İpotek, Anapara İpoteği, Maksimal İpotek, Güvence, Sınırlı Ayni Hak.

A. GİRİŞ

Çalışmamızın konusu anapara ipoteğinin hangi alacaklar açısından güvence teşkil ettiği konusuna açıklık getirmek ve yeri geldiğince üst sınır ipoteğinde ki duruma da kısaca göndermeler yapmaktır. Zira anapara ipoteğinin ve kapsamının tam manasıyla idrak edilebilmesi, onun alternatifi olan üst sınır ipoteğinin de teminat kapsamını bilmek ve yeri geldikçe karşılaştırmalarını yapabilmek yolundan geçer. İpotek türlerinin kapsamının önemi ayrıca lex commisaria yasağı ile de ilişkilidir, daha doğru ifadeyle, kapsam bakımından ipotek türleri bu yasağın devamında ortaya çıkan usullerdir. Şöyle ki; borçlunun borç muaccel olmadan, borcunu vadesinde yerine getirmediğinde alacaklının rehinli malın mülkiyetini hak kazanacağına dair taahhütlerini içeren sözleşmeler geçersizdir (Lex Commissoria yasağı)1. Bu yasak yoluyla zor durumda olan borçlunun krediye ihtiyaç duyduğu bir dönemde veya borcu üstlenmeye itecek bunalımların ve sıkıntıların arttığı bir zamanda onu gabine düşmekten korumaktır2. Ancak borç muaccel olduktan sonra bu amaçla bir sözleşme yapmak mümkündür.
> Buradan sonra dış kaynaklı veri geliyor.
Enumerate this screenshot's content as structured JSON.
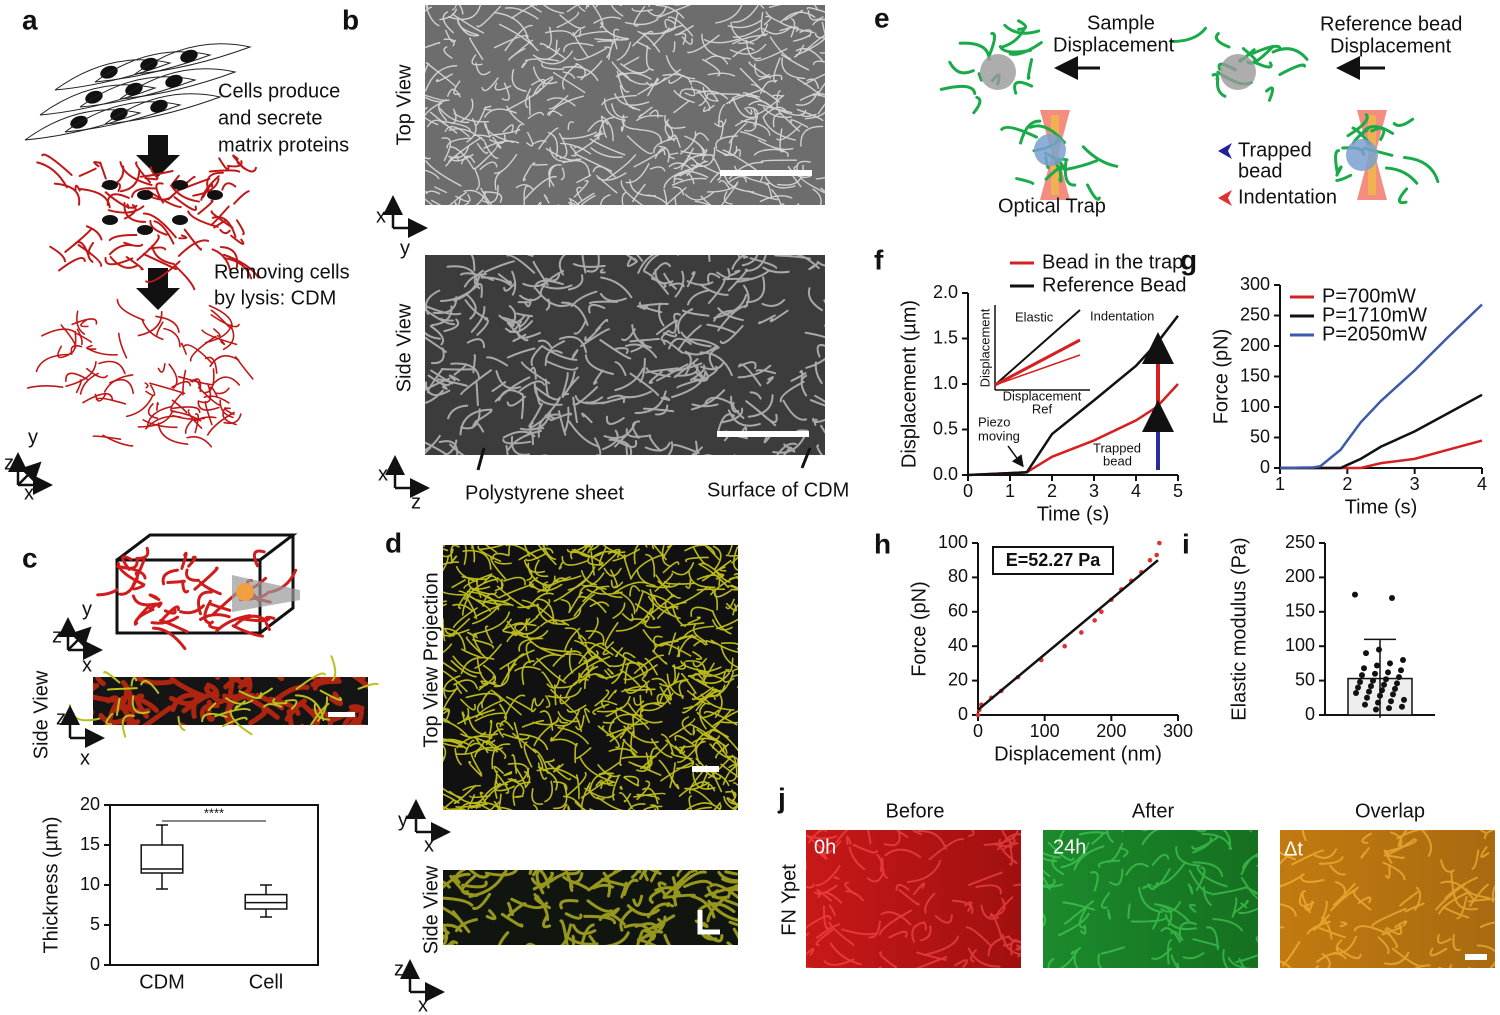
{
  "panel_labels": [
    "a",
    "b",
    "c",
    "d",
    "e",
    "f",
    "g",
    "h",
    "i",
    "j"
  ],
  "a": {
    "steps": [
      "Cells produce",
      "and secrete",
      "matrix proteins",
      "Removing cells",
      "by lysis: CDM"
    ],
    "axes": [
      "z",
      "y",
      "x"
    ]
  },
  "b": {
    "top_view": "Top View",
    "side_view": "Side View",
    "top_axes": [
      "x",
      "y"
    ],
    "side_axes": [
      "x",
      "z"
    ],
    "annotations": [
      "Polystyrene sheet",
      "Surface of CDM"
    ]
  },
  "c": {
    "side_view": "Side View",
    "axes3d": [
      "z",
      "y",
      "x"
    ],
    "axes": [
      "z",
      "x"
    ]
  },
  "d": {
    "top_view": "Top View Projection",
    "side_view": "Side View",
    "top_axes": [
      "y",
      "x"
    ],
    "side_axes": [
      "z",
      "x"
    ]
  },
  "e": {
    "sample": [
      "Sample",
      "Displacement"
    ],
    "reference": [
      "Reference bead",
      "Displacement"
    ],
    "optical_trap": "Optical Trap",
    "legend": [
      "Trapped",
      "bead",
      "Indentation"
    ]
  },
  "j": {
    "columns": [
      "Before",
      "After",
      "Overlap"
    ],
    "times": [
      "0h",
      "24h",
      "Δt"
    ],
    "row_label": "FN Ypet"
  },
  "chart_data": [
    {
      "type": "box",
      "ylabel": "Thickness (µm)",
      "categories": [
        "CDM",
        "Cell"
      ],
      "boxes": [
        {
          "min": 9.5,
          "q1": 11.5,
          "median": 12,
          "q3": 15,
          "max": 17.5
        },
        {
          "min": 6,
          "q1": 7,
          "median": 7.8,
          "q3": 8.8,
          "max": 10
        }
      ],
      "ylim": [
        0,
        20
      ],
      "yticks": [
        0,
        5,
        10,
        15,
        20
      ],
      "annotation": "****"
    },
    {
      "type": "line",
      "xlabel": "Time (s)",
      "ylabel": "Displacement (µm)",
      "x": [
        0,
        1,
        1.4,
        2,
        3,
        4,
        4.5,
        5
      ],
      "series": [
        {
          "name": "Bead in the trap",
          "color": "#d42020",
          "values": [
            0,
            0.02,
            0.03,
            0.2,
            0.38,
            0.6,
            0.75,
            1.0
          ]
        },
        {
          "name": "Reference Bead",
          "color": "#111111",
          "values": [
            0,
            0.02,
            0.03,
            0.45,
            0.82,
            1.2,
            1.45,
            1.75
          ]
        }
      ],
      "xlim": [
        0,
        5
      ],
      "ylim": [
        0,
        2
      ],
      "xticks": [
        0,
        1,
        2,
        3,
        4,
        5
      ],
      "yticks": [
        {
          "value": 0,
          "label": "0.0"
        },
        0.5,
        {
          "value": 1,
          "label": "1.0"
        },
        1.5,
        {
          "value": 2,
          "label": "2.0"
        }
      ],
      "annotations": [
        "Piezo",
        "moving",
        "Trapped",
        "bead",
        "Indentation"
      ],
      "inset": {
        "labels": [
          "Elastic",
          "Displacement",
          "Displacement",
          "Ref"
        ]
      }
    },
    {
      "type": "line",
      "xlabel": "Time (s)",
      "ylabel": "Force (pN)",
      "x": [
        1,
        1.5,
        1.6,
        1.9,
        2,
        2.2,
        2.5,
        3,
        3.5,
        4
      ],
      "series": [
        {
          "name": "P=700mW",
          "color": "#d42020",
          "values": [
            0,
            0,
            0,
            0,
            0,
            0,
            8,
            15,
            30,
            45
          ]
        },
        {
          "name": "P=1710mW",
          "color": "#111111",
          "values": [
            0,
            0,
            0,
            0,
            5,
            15,
            35,
            60,
            90,
            120
          ]
        },
        {
          "name": "P=2050mW",
          "color": "#3a5ba8",
          "values": [
            0,
            1,
            3,
            30,
            45,
            75,
            110,
            160,
            215,
            268
          ]
        }
      ],
      "xlim": [
        1,
        4
      ],
      "ylim": [
        0,
        300
      ],
      "xticks": [
        1,
        2,
        3,
        4
      ],
      "yticks": [
        0,
        50,
        100,
        150,
        200,
        250,
        300
      ],
      "legend": "upper-left"
    },
    {
      "type": "scatter",
      "xlabel": "Displacement (nm)",
      "ylabel": "Force (pN)",
      "x": [
        0,
        2,
        5,
        20,
        35,
        60,
        95,
        130,
        155,
        175,
        185,
        200,
        215,
        230,
        245,
        258,
        268,
        272
      ],
      "values": [
        0,
        3,
        6,
        10,
        14,
        22,
        32,
        40,
        48,
        55,
        60,
        67,
        73,
        78,
        83,
        90,
        93,
        100
      ],
      "color": "#e03030",
      "fit": {
        "x": [
          0,
          270
        ],
        "values": [
          3,
          90
        ]
      },
      "xlim": [
        0,
        300
      ],
      "ylim": [
        0,
        100
      ],
      "xticks": [
        0,
        100,
        200,
        300
      ],
      "yticks": [
        0,
        20,
        40,
        60,
        80,
        100
      ],
      "annotation": "E=52.27 Pa"
    },
    {
      "type": "bar",
      "ylabel": "Elastic modulus (Pa)",
      "values": [
        53
      ],
      "errors": [
        57
      ],
      "points": [
        175,
        170,
        95,
        90,
        80,
        75,
        72,
        68,
        65,
        62,
        60,
        58,
        55,
        52,
        50,
        48,
        46,
        44,
        42,
        40,
        38,
        36,
        34,
        32,
        30,
        28,
        25,
        22,
        20,
        18,
        15,
        12,
        10,
        8
      ],
      "ylim": [
        0,
        250
      ],
      "yticks": [
        0,
        50,
        100,
        150,
        200,
        250
      ]
    }
  ]
}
O halde lex commissoria yasağı ile teminat konusu taşınmaz gerekli şartlar vücud bulduktan sonra paraya çevrilecek ve şüphesiz bir nizam uyarınca dağıtılacak, alacaklılar tatmin edilecektir. Bu nizamın içinde ipotek türlerinin kapsamı önemli bir yer tutmaktadır. Denilebilir ki sadece borçlu (ve malik) ile alacaklı arasındaki ilişkiyi değil, varsa birden fazla alacaklı arasındaki ilişkiyi de kontrol eden bir konudur. Örneğin;

Medeni Kanun md. 874: “(1) Rehinli taşınmazın satış bedeli, alacaklılar arasında sıralarına göre dağıtılır. / (2) Aynı sırada olan alacaklılar arasında o sıraya düşen satış bedeli alacakları oranında dağıtılır.”
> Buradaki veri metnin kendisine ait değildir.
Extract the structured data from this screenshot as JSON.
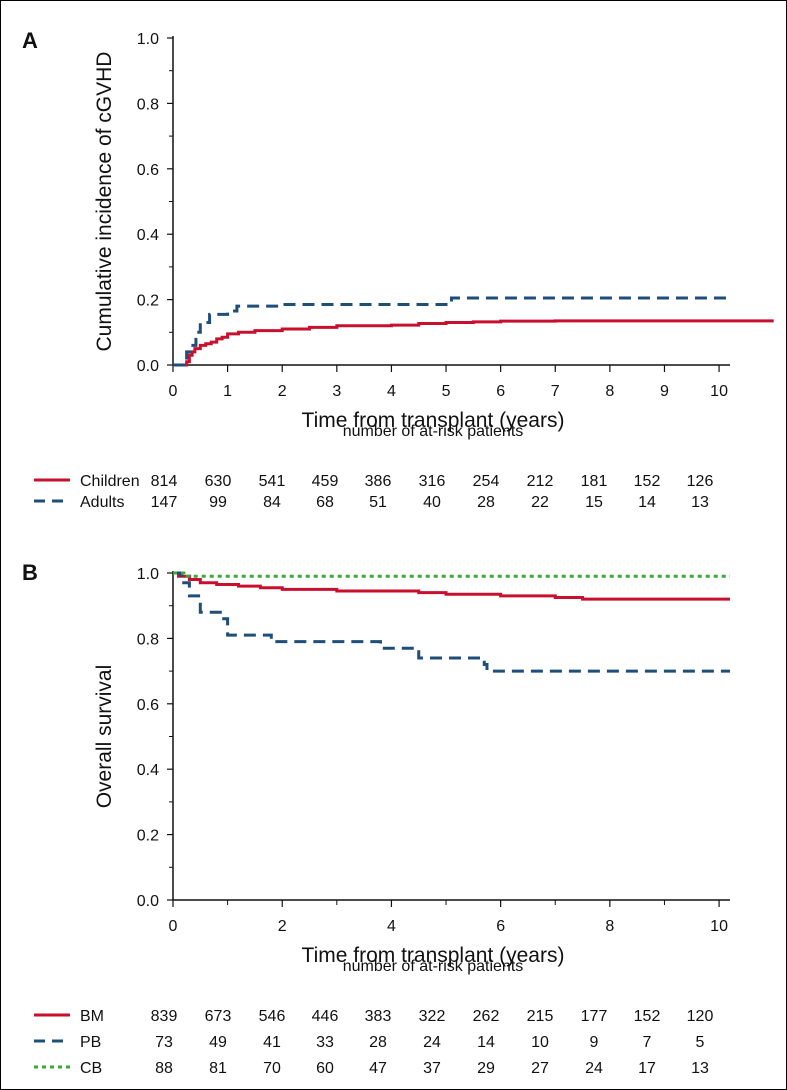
{
  "chart_data": [
    {
      "panel": "A",
      "type": "line",
      "step": true,
      "xlabel": "Time from transplant (years)",
      "ylabel": "Cumulative incidence of cGVHD",
      "xlim": [
        0,
        10.2
      ],
      "ylim": [
        0,
        1.0
      ],
      "x_ticks": [
        "0",
        "1",
        "2",
        "3",
        "4",
        "5",
        "6",
        "7",
        "8",
        "9",
        "10"
      ],
      "y_ticks": [
        "0.0",
        "0.2",
        "0.4",
        "0.6",
        "0.8",
        "1.0"
      ],
      "grid": false,
      "series": [
        {
          "name": "Children",
          "color": "#c8102e",
          "dash": "solid",
          "x": [
            0,
            0.2,
            0.25,
            0.3,
            0.35,
            0.4,
            0.5,
            0.6,
            0.7,
            0.8,
            0.9,
            1.0,
            1.2,
            1.5,
            2.0,
            2.5,
            3.0,
            3.5,
            4.0,
            4.5,
            5.0,
            5.5,
            6.0,
            7.0,
            8.0,
            9.0,
            10.0,
            11.0
          ],
          "y": [
            0,
            0,
            0.01,
            0.03,
            0.04,
            0.05,
            0.06,
            0.065,
            0.07,
            0.08,
            0.085,
            0.095,
            0.1,
            0.105,
            0.11,
            0.115,
            0.12,
            0.12,
            0.122,
            0.127,
            0.13,
            0.132,
            0.134,
            0.135,
            0.135,
            0.135,
            0.135,
            0.135
          ]
        },
        {
          "name": "Adults",
          "color": "#1f4e79",
          "dash": "dashed",
          "x": [
            0,
            0.25,
            0.33,
            0.42,
            0.5,
            0.67,
            1.0,
            1.17,
            2.0,
            5.0,
            5.1,
            10.2
          ],
          "y": [
            0,
            0.04,
            0.06,
            0.1,
            0.13,
            0.155,
            0.165,
            0.18,
            0.185,
            0.185,
            0.205,
            0.205
          ]
        }
      ],
      "risk_table": {
        "title": "number of at-risk patients",
        "rows": [
          {
            "name": "Children",
            "values": [
              "814",
              "630",
              "541",
              "459",
              "386",
              "316",
              "254",
              "212",
              "181",
              "152",
              "126"
            ]
          },
          {
            "name": "Adults",
            "values": [
              "147",
              "99",
              "84",
              "68",
              "51",
              "40",
              "28",
              "22",
              "15",
              "14",
              "13"
            ]
          }
        ]
      }
    },
    {
      "panel": "B",
      "type": "line",
      "step": true,
      "xlabel": "Time from transplant (years)",
      "ylabel": "Overall survival",
      "xlim": [
        0,
        10.2
      ],
      "ylim": [
        0,
        1.0
      ],
      "x_ticks": [
        "0",
        "2",
        "4",
        "6",
        "8",
        "10"
      ],
      "y_ticks": [
        "0.0",
        "0.2",
        "0.4",
        "0.6",
        "0.8",
        "1.0"
      ],
      "grid": false,
      "series": [
        {
          "name": "BM",
          "color": "#c8102e",
          "dash": "solid",
          "x": [
            0,
            0.1,
            0.3,
            0.5,
            0.8,
            1.2,
            1.6,
            2.0,
            3.0,
            4.0,
            4.5,
            5.0,
            6.0,
            7.0,
            7.5,
            8.0,
            9.0,
            10.2
          ],
          "y": [
            1.0,
            0.99,
            0.98,
            0.97,
            0.965,
            0.96,
            0.955,
            0.95,
            0.945,
            0.945,
            0.94,
            0.935,
            0.93,
            0.925,
            0.92,
            0.92,
            0.92,
            0.92
          ]
        },
        {
          "name": "PB",
          "color": "#1f4e79",
          "dash": "dashed",
          "x": [
            0,
            0.15,
            0.3,
            0.5,
            0.9,
            1.0,
            1.8,
            3.8,
            4.5,
            5.7,
            5.75,
            10.2
          ],
          "y": [
            1.0,
            0.97,
            0.93,
            0.88,
            0.86,
            0.81,
            0.79,
            0.77,
            0.74,
            0.72,
            0.7,
            0.7
          ]
        },
        {
          "name": "CB",
          "color": "#3aaa35",
          "dash": "dotted",
          "x": [
            0,
            0.1,
            0.2,
            10.2
          ],
          "y": [
            1.0,
            1.0,
            0.99,
            0.99
          ]
        }
      ],
      "risk_table": {
        "title": "number of at-risk patients",
        "rows": [
          {
            "name": "BM",
            "values": [
              "839",
              "673",
              "546",
              "446",
              "383",
              "322",
              "262",
              "215",
              "177",
              "152",
              "120"
            ]
          },
          {
            "name": "PB",
            "values": [
              "73",
              "49",
              "41",
              "33",
              "28",
              "24",
              "14",
              "10",
              "9",
              "7",
              "5"
            ]
          },
          {
            "name": "CB",
            "values": [
              "88",
              "81",
              "70",
              "60",
              "47",
              "37",
              "29",
              "27",
              "24",
              "17",
              "13"
            ]
          }
        ]
      }
    }
  ]
}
Kanun hükmünde birden fazla alacaklının aralarında bir sıra düzen belirlenmiştir. Ancak dikkat edilmesi gereken husus alacaklıların alacak miktarından anlaşılması gerekenin ne olacağıdır: Yani oranlamaya tabi tutulacak miktar. Somut örnek üzerinde düşünülecek olursa; birinci sırada yer alan A ve B alacaklıları, 100.000 TL’ye satılan taşınmaz üzerinde ipotek hakkına sahiptirler. A 80.000 TL alacağı için 40.000 TL anapara ipoteği kurdurmuş, B ise 100.000 TL alacağı için 80.000 TL üst sınır ipoteği kurdurmuştur. Bu durumda 100.000 TL’ye satılan taşınmaz için aynı sırada bulanan ipotek alacaklıları A ve B’nin birlikte tatmin edilmeleri mümkün değildir. Oran üzerinden tatmin edilebilecekleri meblağlar yani satıştan paylarına düşen meblağlar hesaplanacaktır. Bu oranın bulunmasında acaba A ve B’nin asıl alacak miktarları mı kullanılacak, yoksa teminatın kapsamına giren alacak miktarları mı kullanılacaktır. Teminatın kapsamına girebilecek miktarlar üzerinden oranın hesaplanması gereği tartışmasızdır ve belirlilik prensibinin bir gereğidir.